Yine, tasarıyla, bölge idare mahkemeleri, idari yargılama hukuku bakımından bir nevi istinaf mahkemelerine dönüştürülmektedir. Kurulacak mahkemelerle idari yargılama hukukunda da ikinci derece yargılama sistemi getirilmekte ve hem Danıştayın iş yükünün önemli ölçüde azaltılması amaçlanmakta hem de Danıştayın içtihat mahkemesi olması özelliği kazanmasına imkân sağlanması amaçlanmaktadır. Yapılan düzenlemeyle birçok konu bölge idare mahkemeleri tarafından kesin hükümle karara bağlanmış olacağı için Danıştayın iş yükünde ciddi bir azalma meydana gelecektir. Mevcut sistemde, idare ve vergi mahkemelerinde bakılan davaların yaklaşık yüzde 70'ine temyiz mahkemesi olarak Danıştay bakmakta ve altından kalkılması çok güç bir yükün altında bulunmaktadır. Danıştayda temyiz incelemesi bekleyen dosyaların karara bağlanma süresi ortalama dört yılı aşmaktadır. Bu düzenlemeyle bu süreler de çok önemli bir şekilde kısalacak ve yargılanmanın hızlanmasına imkân sağlanmış olacaktır. Yargılama hizmetlerinin hızlandırılması, etkin ve verimli bir şekilde sunulabilmesi için AK PARTİ iktidarı olarak gerçekten hem fiziki altyapı -ki bunlar yeni adliye binalarının yapılması, personel sayısının yeterli hâle getirilmesi, Ulusal Yargı Ağı (UYAP)'ın geliştirilmesi- hususunda önemli adımlar atılmış hem de yasal olarak birçok düzenleme yapılmıştır. Biraz önce de söylediğim gibi yani toplum ihtiyaçları öngördüğü sürece bu yasal düzenlemelerin yapılması Türkiye Büyük Millet Meclisinin görevidir.

Yine tasarıda Yargıtayla ilgili bir düzenleme bulunmaktadır. O da Yargıtay Büyük Genel Kurulu tarafından Yargıtay iş bölümünün, daire sayısının ve görev düzenlemesinin yapılmasının sağlanması hususudur. Yargıtay da hâlihazırda 23 hukuk dairesi, 15 ceza dairesi bulunmaktadır. 23 hukuk dairesindeki dosya sayısı –Yargıtay dan aldığımız bilgiye göre- 136 bin, 15 ceza dairesindeki dosya sayısı 385 bindir. 23 hukuk dairesindeki iş yükü diğer 15 ceza dairesindeki iş yükünün yarısı kadardır.
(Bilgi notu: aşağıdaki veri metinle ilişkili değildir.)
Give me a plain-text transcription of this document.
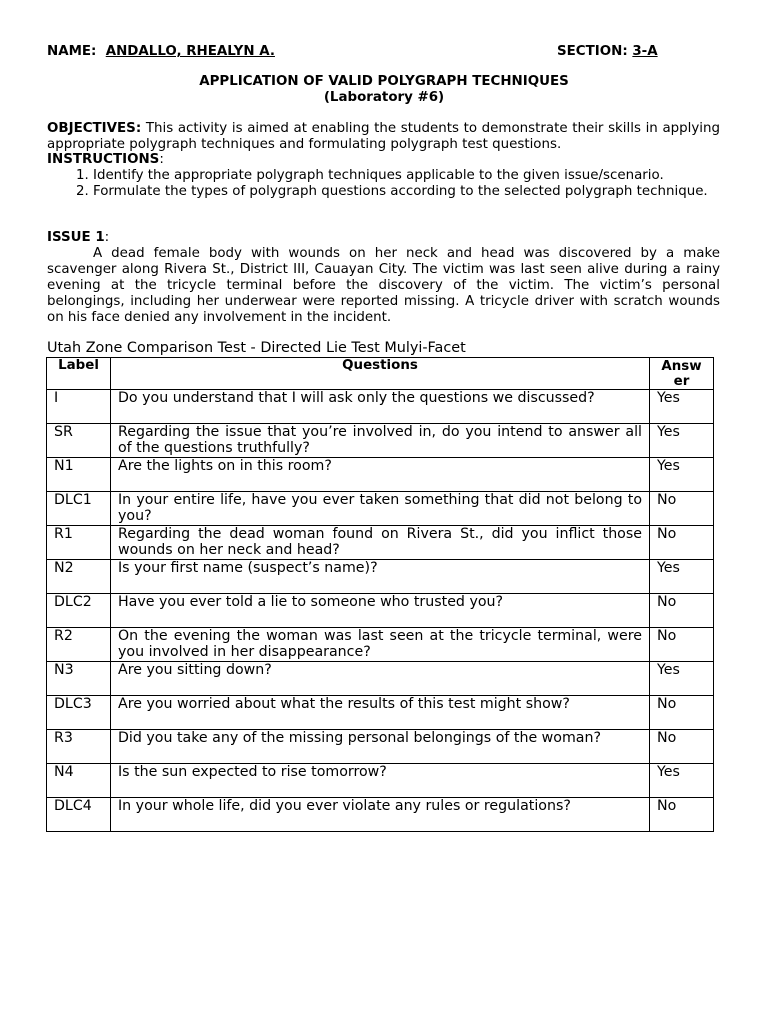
NAME: ANDALLO, RHEALYN A.	SECTION: 3-A
APPLICATION OF VALID POLYGRAPH TECHNIQUES
(Laboratory #6)
OBJECTIVES: This activity is aimed at enabling the students to demonstrate their skills in applying appropriate polygraph techniques and formulating polygraph test questions.
INSTRUCTIONS:
1. Identify the appropriate polygraph techniques applicable to the given issue/scenario.
2. Formulate the types of polygraph questions according to the selected polygraph technique.
ISSUE 1:
A dead female body with wounds on her neck and head was discovered by a make scavenger along Rivera St., District III, Cauayan City. The victim was last seen alive during a rainy evening at the tricycle terminal before the discovery of the victim. The victim’s personal belongings, including her underwear were reported missing. A tricycle driver with scratch wounds on his face denied any involvement in the incident.
Utah Zone Comparison Test - Directed Lie Test Mulyi-Facet
Label	Questions	Answ er
I	Do you understand that I will ask only the questions we discussed?	Yes
SR	Regarding the issue that you’re involved in, do you intend to answer all of the questions truthfully?	Yes
N1	Are the lights on in this room?	Yes
DLC1	In your entire life, have you ever taken something that did not belong to you?	No
R1	Regarding the dead woman found on Rivera St., did you inflict those wounds on her neck and head?	No
N2	Is your first name (suspect’s name)?	Yes
DLC2	Have you ever told a lie to someone who trusted you?	No
R2	On the evening the woman was last seen at the tricycle terminal, were you involved in her disappearance?	No
N3	Are you sitting down?	Yes
DLC3	Are you worried about what the results of this test might show?	No
R3	Did you take any of the missing personal belongings of the woman?	No
N4	Is the sun expected to rise tomorrow?	Yes
DLC4	In your whole life, did you ever violate any rules or regulations?	No
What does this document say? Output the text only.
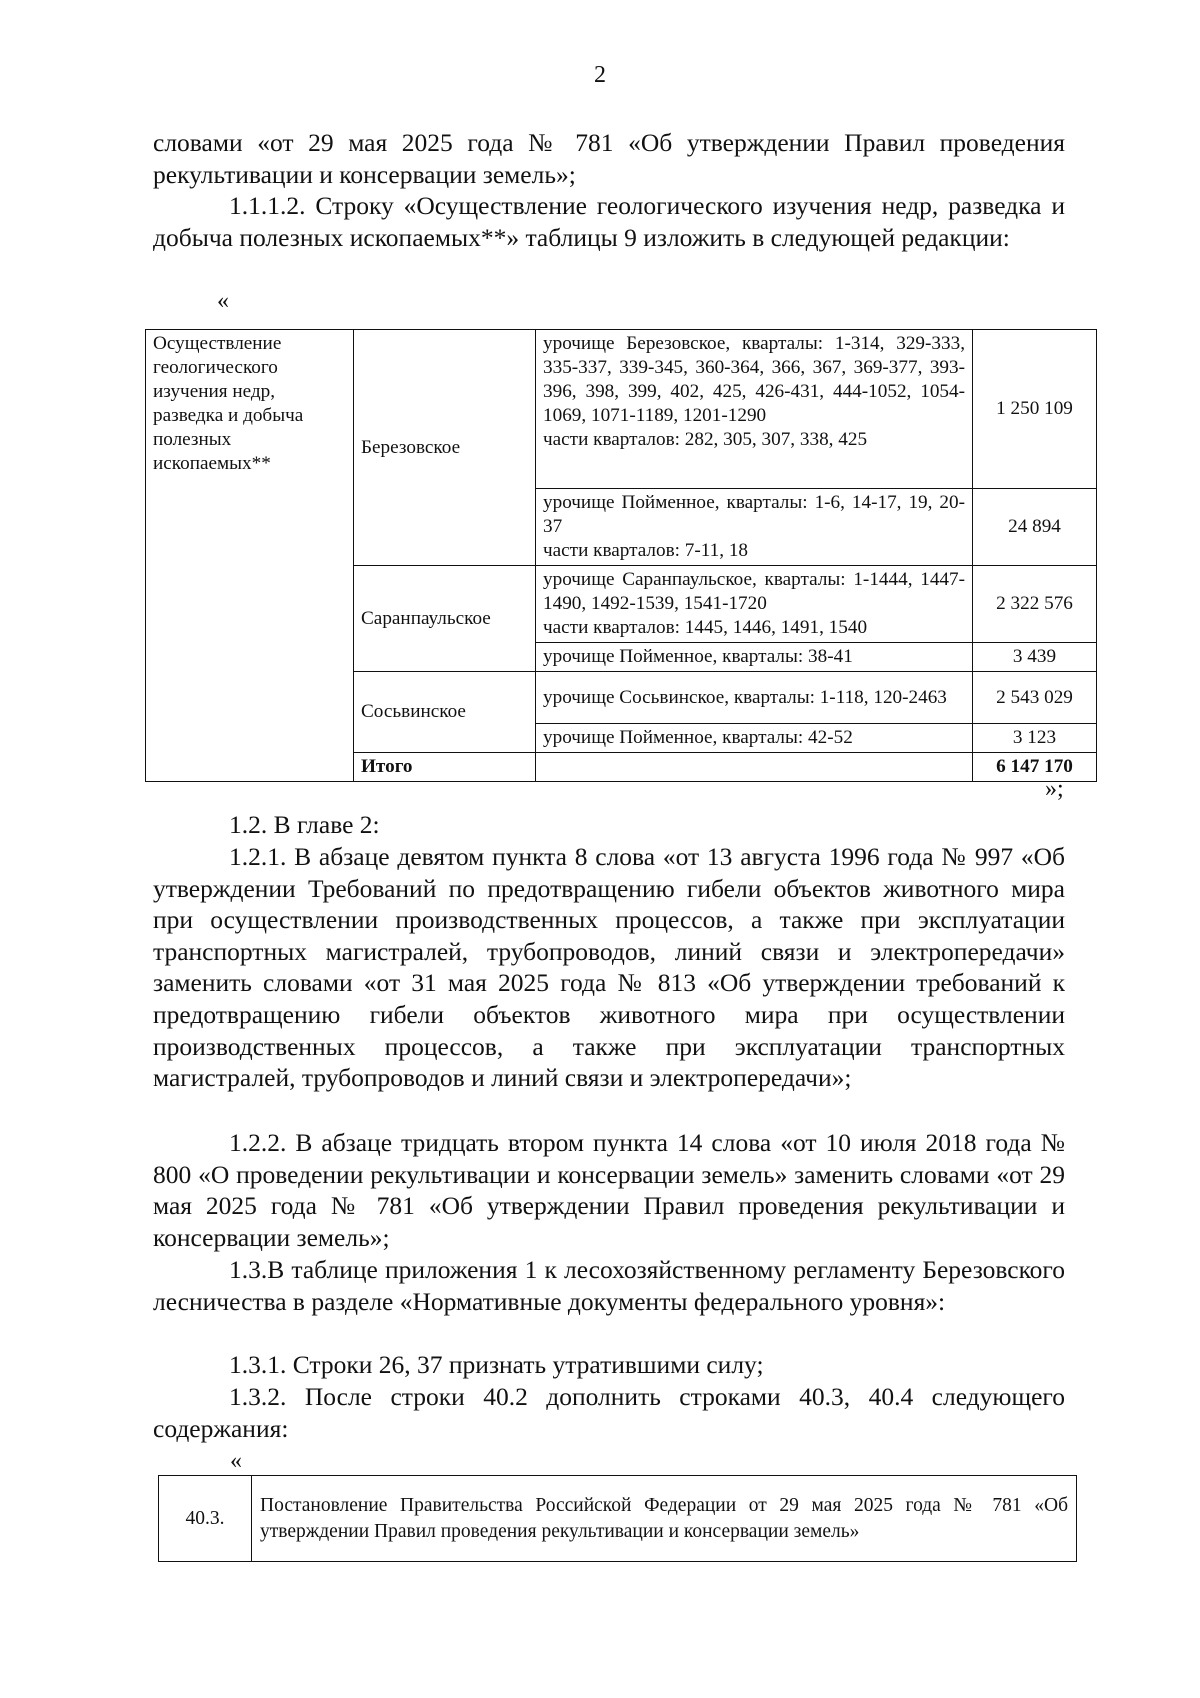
2
словами «от 29 мая 2025 года № 781 «Об утверждении Правил проведения рекультивации и консервации земель»;
1.1.1.2. Строку «Осуществление геологического изучения недр, разведка и добыча полезных ископаемых**» таблицы 9 изложить в следующей редакции:
«
Осуществление геологического изучения недр, разведка и добыча полезных ископаемых**	Березовское	урочище Березовское, кварталы: 1-314, 329-333, 335-337, 339-345, 360-364, 366, 367, 369-377, 393-396, 398, 399, 402, 425, 426-431, 444-1052, 1054-1069, 1071-1189, 1201-1290
части кварталов: 282, 305, 307, 338, 425	1 250 109

		урочище Пойменное, кварталы: 1-6, 14-17, 19, 20-37
части кварталов: 7-11, 18	24 894
	Саранпаульское	урочище Саранпаульское, кварталы: 1-1444, 1447-1490, 1492-1539, 1541-1720
части кварталов: 1445, 1446, 1491, 1540	2 322 576
		урочище Пойменное, кварталы: 38-41	3 439
	Сосьвинское	урочище Сосьвинское, кварталы: 1-118, 120-2463	2 543 029
		урочище Пойменное, кварталы: 42-52	3 123
	Итого		6 147 170
»;
1.2. В главе 2:
1.2.1. В абзаце девятом пункта 8 слова «от 13 августа 1996 года № 997 «Об утверждении Требований по предотвращению гибели объектов животного мира при осуществлении производственных процессов, а также при эксплуатации транспортных магистралей, трубопроводов, линий связи и электропередачи» заменить словами «от 31 мая 2025 года № 813 «Об утверждении требований к предотвращению гибели объектов животного мира при осуществлении производственных процессов, а также при эксплуатации транспортных магистралей, трубопроводов и линий связи и электропередачи»;
1.2.2. В абзаце тридцать втором пункта 14 слова «от 10 июля 2018 года № 800 «О проведении рекультивации и консервации земель» заменить словами «от 29 мая 2025 года № 781 «Об утверждении Правил проведения рекультивации и консервации земель»;
1.3.В таблице приложения 1 к лесохозяйственному регламенту Березовского лесничества в разделе «Нормативные документы федерального уровня»:
1.3.1. Строки 26, 37 признать утратившими силу;
1.3.2. После строки 40.2 дополнить строками 40.3, 40.4 следующего содержания:
«
40.3.	Постановление Правительства Российской Федерации от 29 мая 2025 года № 781 «Об утверждении Правил проведения рекультивации и консервации земель»
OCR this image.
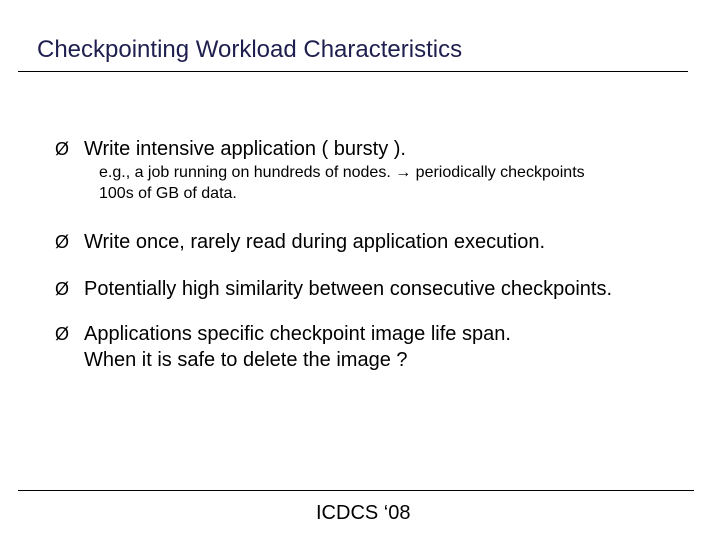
Checkpointing Workload Characteristics
Ø Write intensive application ( bursty ).
e.g., a job running on hundreds of nodes. → periodically checkpoints
100s of GB of data.
Ø Write once, rarely read during application execution.
Ø Potentially high similarity between consecutive checkpoints.
Ø Applications specific checkpoint image life span.
When it is safe to delete the image ?
ICDCS ‘08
Dolayısıyla, bu da daireler arasında altından kalkılamayacak yükte dosya sayısının oluşmasına sebebiyet vermektedir. Bununla ilgili iş bölümü ve görev dağılımının Yargıtay Büyük Genel Kuruluna bırakılması hususu da yine tasarıyla düzenlenmek suretiyle dosyaların daha çabuk, daha seri bir şekilde ele alınması, incelenerek karara bağlanması hususu düzenlenmektedir. Nihayetinde yapılan düzenlemeler toplumumuzun ihtiyacına dönük, ihtiyacına karşılık verecek düzenlemelerdir. Yerindedir. Vatandaşlarımızın hayatlarını kolaylaştırmaya dönük ve toplumun güvenini, barışını ve huzurunu sağlamaya dönük düzenlemelerdir. Tasarının lehinde oy kullanacağımı bildiriyor, milletimize hayırlı olmasını diliyorum” dedi.